One of the main ways in which I conveyed information to the public, such as the anecdote about statistical shape-modelling above, was through my live presentations in the exhibition. I did this at the opening and closing events of the exhibition, and at intervals over the two-week run. In Rudolph’s speech at the opening, which heads this page, he describes my ability to ‘tell a story’. Public-speaking is a mode which I enjoy and am comfortable with, engaging live with an audience. I designed the exhibition to support this, with objects, images and video which I could refer to in telling the story of the work; including picture rails – metal channels mounted to the walls – which contained image cards which could be added to and rearranged during the exhibition run, and potentially handled by visitors.
I thought about this as creating a real-life ‘memory palace’, those imaginary structures which ancient orators were supposed to have used to assist their public speaking on a topic, as they imagined walking through a space in their mind which contained objects and images representing key aspects of fields of knowledge. I could lead visitors – including journalists and potential work collaborators as well as the public – through the exhibition, using exhibits as touch points and examples to structure my story about the work.

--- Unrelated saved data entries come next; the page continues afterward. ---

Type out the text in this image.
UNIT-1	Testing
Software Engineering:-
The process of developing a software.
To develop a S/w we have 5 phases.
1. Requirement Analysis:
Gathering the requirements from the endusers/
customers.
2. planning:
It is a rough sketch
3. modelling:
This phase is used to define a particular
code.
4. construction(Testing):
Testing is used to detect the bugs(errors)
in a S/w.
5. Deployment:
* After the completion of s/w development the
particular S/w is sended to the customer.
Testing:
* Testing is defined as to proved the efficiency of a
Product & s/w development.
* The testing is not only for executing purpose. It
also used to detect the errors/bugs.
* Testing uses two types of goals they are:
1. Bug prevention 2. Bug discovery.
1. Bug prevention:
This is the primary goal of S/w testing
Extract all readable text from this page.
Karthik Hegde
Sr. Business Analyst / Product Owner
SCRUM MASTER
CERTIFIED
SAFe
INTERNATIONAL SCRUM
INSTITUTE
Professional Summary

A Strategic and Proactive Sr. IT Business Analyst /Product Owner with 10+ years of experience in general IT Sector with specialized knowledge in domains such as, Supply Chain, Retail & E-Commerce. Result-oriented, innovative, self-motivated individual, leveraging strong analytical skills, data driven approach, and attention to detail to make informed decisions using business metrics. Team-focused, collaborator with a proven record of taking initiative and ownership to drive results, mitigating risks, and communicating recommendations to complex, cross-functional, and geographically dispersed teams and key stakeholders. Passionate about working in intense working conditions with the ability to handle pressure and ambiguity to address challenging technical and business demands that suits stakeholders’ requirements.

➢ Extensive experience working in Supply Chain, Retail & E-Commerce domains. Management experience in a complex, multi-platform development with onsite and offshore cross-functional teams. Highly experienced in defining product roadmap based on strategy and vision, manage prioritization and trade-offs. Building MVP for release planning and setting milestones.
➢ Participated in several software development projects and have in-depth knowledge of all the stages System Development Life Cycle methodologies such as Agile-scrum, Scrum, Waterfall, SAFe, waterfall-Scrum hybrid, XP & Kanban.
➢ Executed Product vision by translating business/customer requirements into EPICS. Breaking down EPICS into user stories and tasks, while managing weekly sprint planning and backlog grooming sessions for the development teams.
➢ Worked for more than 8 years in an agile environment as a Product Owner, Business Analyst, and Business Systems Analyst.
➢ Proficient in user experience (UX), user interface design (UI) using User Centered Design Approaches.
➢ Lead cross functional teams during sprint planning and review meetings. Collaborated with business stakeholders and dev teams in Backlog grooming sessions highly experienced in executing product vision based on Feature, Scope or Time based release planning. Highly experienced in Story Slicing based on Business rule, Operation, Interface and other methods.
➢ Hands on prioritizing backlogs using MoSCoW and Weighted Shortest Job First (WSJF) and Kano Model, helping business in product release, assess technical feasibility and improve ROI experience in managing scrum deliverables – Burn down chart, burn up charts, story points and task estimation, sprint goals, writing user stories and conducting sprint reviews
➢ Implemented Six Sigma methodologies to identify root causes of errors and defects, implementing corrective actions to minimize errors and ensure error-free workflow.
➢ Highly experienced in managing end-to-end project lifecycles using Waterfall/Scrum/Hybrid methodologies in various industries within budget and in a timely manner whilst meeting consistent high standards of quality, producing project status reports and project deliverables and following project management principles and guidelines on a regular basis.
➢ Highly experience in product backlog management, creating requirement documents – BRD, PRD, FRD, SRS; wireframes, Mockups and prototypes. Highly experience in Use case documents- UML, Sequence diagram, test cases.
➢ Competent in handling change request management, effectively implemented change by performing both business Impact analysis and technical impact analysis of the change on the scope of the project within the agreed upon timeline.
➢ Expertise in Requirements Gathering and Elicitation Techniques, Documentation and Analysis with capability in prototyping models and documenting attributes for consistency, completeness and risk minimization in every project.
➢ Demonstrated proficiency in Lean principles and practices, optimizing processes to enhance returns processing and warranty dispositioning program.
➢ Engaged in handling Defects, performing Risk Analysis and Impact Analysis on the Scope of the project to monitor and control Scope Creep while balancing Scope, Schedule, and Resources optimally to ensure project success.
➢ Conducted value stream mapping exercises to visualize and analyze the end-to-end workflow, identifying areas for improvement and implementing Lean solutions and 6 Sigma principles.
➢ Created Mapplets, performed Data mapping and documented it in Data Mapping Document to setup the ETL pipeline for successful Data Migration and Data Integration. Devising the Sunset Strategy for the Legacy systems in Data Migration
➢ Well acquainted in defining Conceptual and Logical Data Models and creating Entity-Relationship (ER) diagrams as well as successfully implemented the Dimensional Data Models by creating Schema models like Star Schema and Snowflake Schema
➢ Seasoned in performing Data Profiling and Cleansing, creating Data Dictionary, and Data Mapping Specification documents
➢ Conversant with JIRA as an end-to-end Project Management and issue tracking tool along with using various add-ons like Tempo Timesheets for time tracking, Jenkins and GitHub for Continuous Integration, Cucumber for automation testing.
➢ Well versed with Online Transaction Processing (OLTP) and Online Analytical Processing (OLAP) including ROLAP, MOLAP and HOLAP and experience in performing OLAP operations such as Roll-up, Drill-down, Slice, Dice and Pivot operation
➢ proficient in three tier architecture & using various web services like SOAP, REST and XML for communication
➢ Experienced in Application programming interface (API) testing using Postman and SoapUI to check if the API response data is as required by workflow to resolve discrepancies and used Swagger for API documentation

The experience of staging this exhibition reminded me that there’s nothing quite like (in my experience) having a physical site for a fixed duration of time to engage other people with your work. It makes possible interactions with others, some of whom I may already know, but who don’t know what I’m working on currently, and have goods to offer the project, and people I don’t know, who are drawn to the project and offer information and resources because the material resonates with them. I use some of my past experience as a club promoter, as well as a curator, to create engaging experiences: inviting DJs to perform at the opening and closing events for example, playing sounds and music along the theme; and inviting interactions with musicians and other artists and researchers. It’s a fruitful way of doing things.
A thought about the work on this project, and art-science work more widely, is that I believe that the best work happens when the art has its own value as sensation, spectacle and intellectual provocation – that it’s not an illustration of a science idea; rather it points to areas of knowledge, catalysing deeper engagement with a topic. Learning how to follow my intuition as an artist, and to believe that what gives me pleasure as an artist will also yield results for research and communication to audiences, has come after decades of work – and has helped to unlock my process from only an ends-focused path to one that embraces process and recursive and incremental decision-making.